Exports of services contracted 0.9 percent in the second quarter even as private and public consumption stayed relatively healthy.
"An unexpected shrinking," said Julius Baer Chief Economist Janwillem Acket. "The SNB has no other option but to continue with its policy, no matter how costly it is. It would have been even more costly not to do anything at all."
Until now, the Swiss economy's relatively solid performance had prompted questions about the continued need for the SNB's cap on the franc, which it has had to defend by selling hundreds of billions of francs, pushing its foreign exchange reserves to nearly 70 percent of annual output in July.
But evidence that headwinds were gathering came on Monday with a purchasing managers' index reading that showed a manufacturing slump deepened last month.
"The Swiss economy successfully bucked the difficult trend in the euro zone for a long time," said Bernd Hartmann, VP Bank head of investment research. "But the slight contraction in the second quarter shows that the Swiss economy cannot completely decouple itself. The linkages within Europe are too great."
ING economist Julien Manceaux contrasted the Swiss contraction with the 0.3 percent quarterly growth recorded in neighbouring Germany.
"Weaker external demand, even if the floor below the CHF is now holding for a year, is to blame," he said.
SNB Chairman Thomas Jordan confirmed his commitment on Monday to defend the 1.20 limit, saying any new rise in the franc would pose a major threat to the economy.

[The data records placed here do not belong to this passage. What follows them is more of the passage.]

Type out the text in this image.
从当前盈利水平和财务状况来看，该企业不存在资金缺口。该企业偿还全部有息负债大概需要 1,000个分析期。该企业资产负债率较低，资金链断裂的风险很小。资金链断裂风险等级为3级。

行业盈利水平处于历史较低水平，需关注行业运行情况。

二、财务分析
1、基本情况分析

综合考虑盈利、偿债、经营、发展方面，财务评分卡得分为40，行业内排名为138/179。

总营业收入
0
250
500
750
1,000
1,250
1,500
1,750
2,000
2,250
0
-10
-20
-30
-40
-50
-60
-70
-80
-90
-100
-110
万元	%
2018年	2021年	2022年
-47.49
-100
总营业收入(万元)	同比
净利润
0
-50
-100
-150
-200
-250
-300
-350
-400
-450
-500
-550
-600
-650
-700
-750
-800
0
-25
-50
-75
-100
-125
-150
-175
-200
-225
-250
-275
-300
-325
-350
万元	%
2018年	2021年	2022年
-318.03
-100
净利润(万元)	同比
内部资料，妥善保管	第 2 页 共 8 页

The SNB has predicted the economy will slow significantly in the second half, forecasting growth of about 1.5 percent for the year. It will update that forecast at its quarterly monetary policy meeting on September 13.
Year-on-year, second quarter GDP rose 0.5 percent, again well below average forecasts - which were for a rise of 1.6 percent - and slowing from a revised 1.2 percent growth in the first three months.
"The picture is in line with what leading indicators like the PMI showed," said Credit Suisse economist Maxime Botteron. "Growth in Switzerland is not as strong as one thought. It shows that the minimum exchange rate remains necessary."
Growth in private consumption, considered the backbone of the economy, slowed in the quarter to 0.3 percent compared with the first three months, from 0.9 percent in the previous quarter.
"Private consumption is still an important support of economic growth. However, consumption growth has already slowed significantly. Falling job security is already showing itself in consumer confidence," said VP Bank's Hartmann.